Of course, accepting this demand amounts to a theological disaster of incalculable magnitude. Rarely has this been more apparent and undeniable. The rejection of the Bible’s inerrancy will please the evangelical revisionists, but it will rob the church of its secure knowledge that the Bible is indeed true, trustworthy and fully authoritative.
Kenton Sparks and the new evangelical revisionists are now making some of the very arguments that earlier opponents of inerrancy attempted to deny. In this sense, they offer great clarity to the current debate. Their logic is clear. They argue that the human authors of the Bible were not protected from error, and their errors are not inconsequential. We are talking about nothing less than whether the Bible truthfully reveals to us the nature, character, acts, and purposes of God.

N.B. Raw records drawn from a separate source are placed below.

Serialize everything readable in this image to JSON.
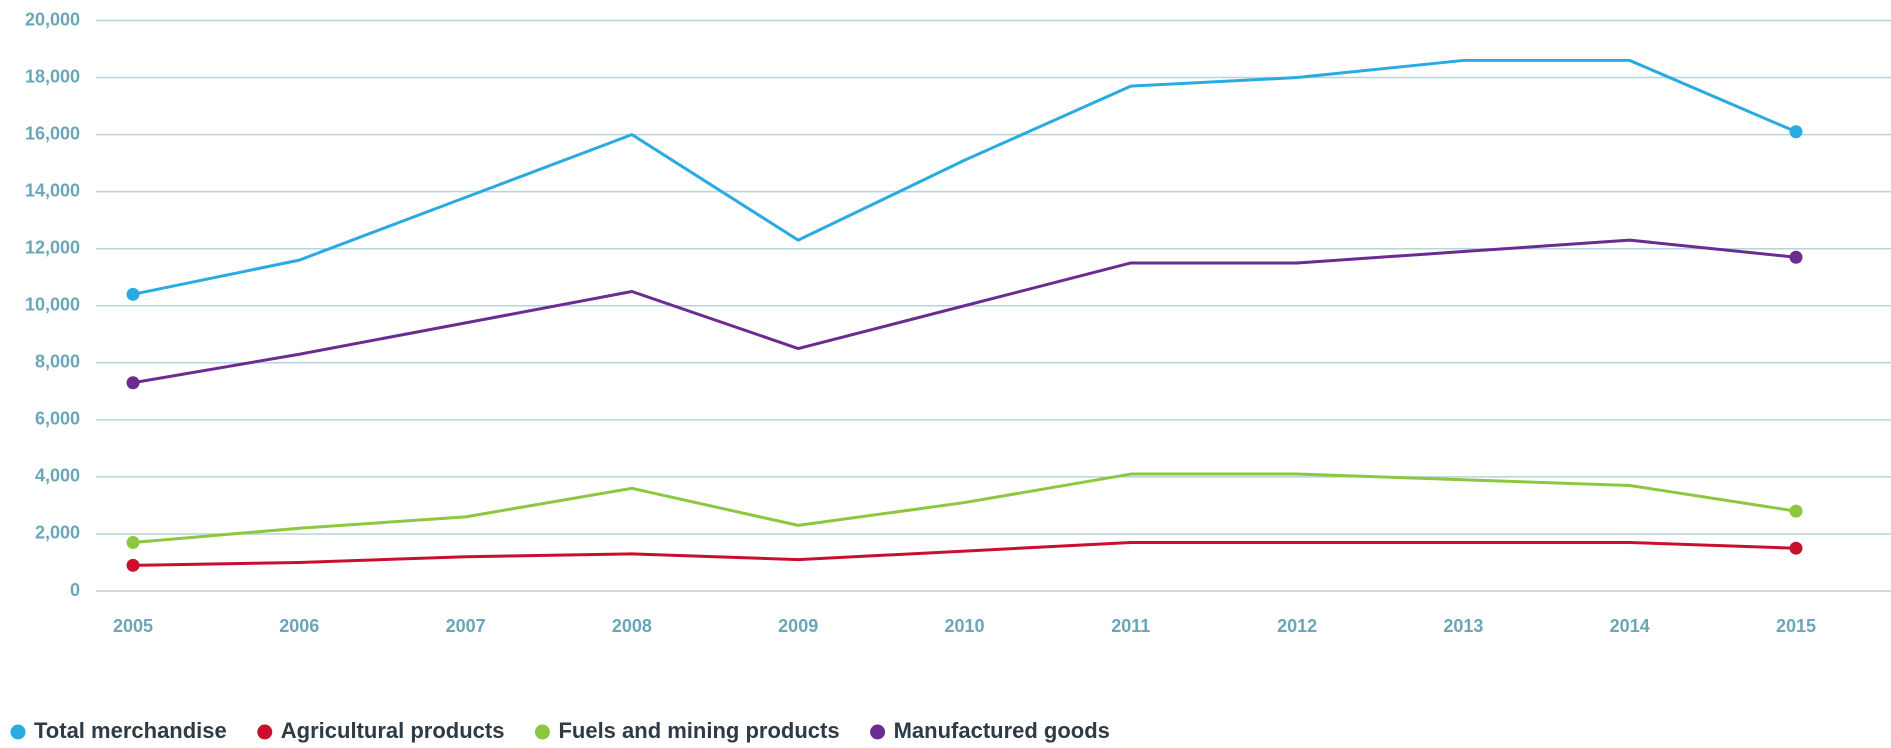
{
  "chart_data": {
    "type": "line",
    "categories": [
      "2005",
      "2006",
      "2007",
      "2008",
      "2009",
      "2010",
      "2011",
      "2012",
      "2013",
      "2014",
      "2015"
    ],
    "series": [
      {
        "name": "Total merchandise",
        "color": "#29abe2",
        "values": [
          10400,
          11600,
          13800,
          16000,
          12300,
          15100,
          17700,
          18000,
          18600,
          18600,
          16100
        ]
      },
      {
        "name": "Agricultural products",
        "color": "#c8102e",
        "values": [
          900,
          1000,
          1200,
          1300,
          1100,
          1400,
          1700,
          1700,
          1700,
          1700,
          1500
        ]
      },
      {
        "name": "Fuels and mining products",
        "color": "#8dc63f",
        "values": [
          1700,
          2200,
          2600,
          3600,
          2300,
          3100,
          4100,
          4100,
          3900,
          3700,
          2800
        ]
      },
      {
        "name": "Manufactured goods",
        "color": "#6a2c91",
        "values": [
          7300,
          8300,
          9400,
          10500,
          8500,
          10000,
          11500,
          11500,
          11900,
          12300,
          11700
        ]
      }
    ],
    "ylim": [
      0,
      20000
    ],
    "yticks": [
      0,
      {
        "value": 2000,
        "label": "2,000"
      },
      {
        "value": 4000,
        "label": "4,000"
      },
      {
        "value": 6000,
        "label": "6,000"
      },
      {
        "value": 8000,
        "label": "8,000"
      },
      {
        "value": 10000,
        "label": "10,000"
      },
      {
        "value": 12000,
        "label": "12,000"
      },
      {
        "value": 14000,
        "label": "14,000"
      },
      {
        "value": 16000,
        "label": "16,000"
      },
      {
        "value": 18000,
        "label": "18,000"
      },
      {
        "value": 20000,
        "label": "20,000"
      }
    ],
    "grid": true,
    "legend": "bottom"
  }
}
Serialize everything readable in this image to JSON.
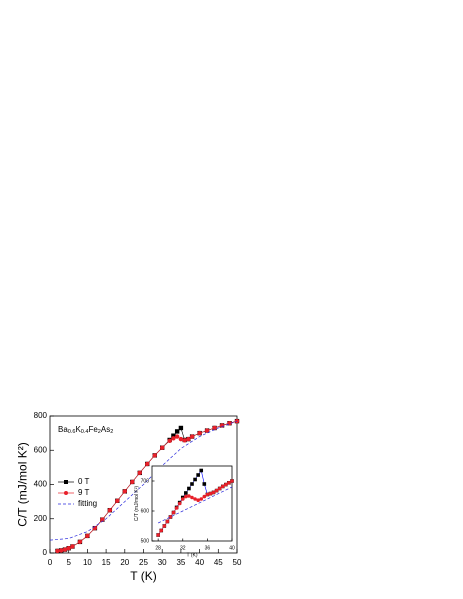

As Dr. Packer said years ago, “[W]hen you encounter a present-day view of Holy Scripture, you encounter more than a view of Scripture. What you meet is a total view of God and the world, that is, a total theology, which is both an ontology, declaring what there is, and an epistemology, stating how we know what there is. This is necessarily so, for a theology is a seamless robe, a circle within which everything links up with everything else through its common grounding in God. Every view of Scripture, in particular, proves on analysis to be bound up with an overall view of God and man.”
The rejection of biblical inerrancy is bound up with a view of God that is, in the end, fatal for Christian orthodoxy. We are entering a new phase in the battle over the Bible’s truthfulness and authority. We should at least be thankful for undisguised arguments coming from the opponents of biblical inerrancy, even as we are ready, once again, to make clear where their arguments lead.